Walking the lanes of London during my visit to the British Library, I usually heard street musicians. One evening, near London Bridge, I had a conversation with a busker named Richard Hydr, who I often listened to.
‘Where are you from?’ Richard asked.
‘India,’ I said.
‘Where in India?’ he asked.
‘You wouldn't have heard of it, Hyderabad,’ I replied.
‘My name is Richard Hydr. Hydr is for Hyderabad. My ancestors had worked in Hyderabad,’ he said.
Thus, I found Hyderabad in London.
I have seen the world through Hyderabad, in comparison with it, and in conversation with it.
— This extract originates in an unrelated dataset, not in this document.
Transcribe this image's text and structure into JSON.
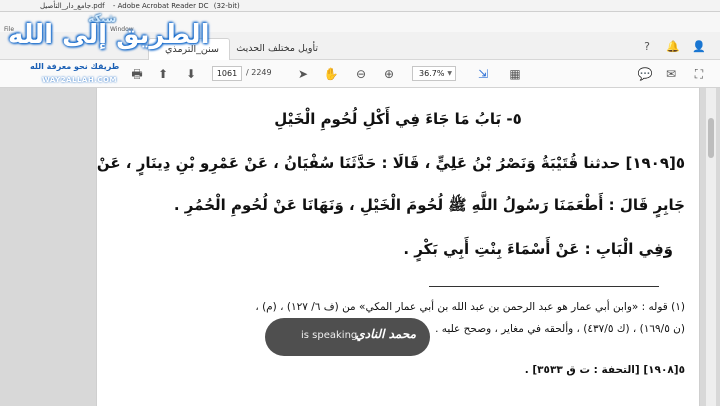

This book is a Hyderabadi's attempt at recovering some lost histories of the city.
My interest in film came from hearing stories that my mother and aunts told me; their youth, as they recounted, was full of watching morning shows and matinees in cinema theatres that are now defunct but remain in their memory. It is from these stories that I wanted to understand my beloved city through cinema. Hyderabad today is known as the global information technology hub and home of the Ramoji Film City (RFC), the largest film city in the world, built on 2,000 acres of land. Most of the literature available on the question of interrelationship between cinema and Hyderabad was on the Telugu film industry, with a marked absence of any discussion on film culture before 1948. Most of the newspapers and magazines spoke of the city as a tabula rasa, which was made into a site for the Telugu film industry in the 1960s.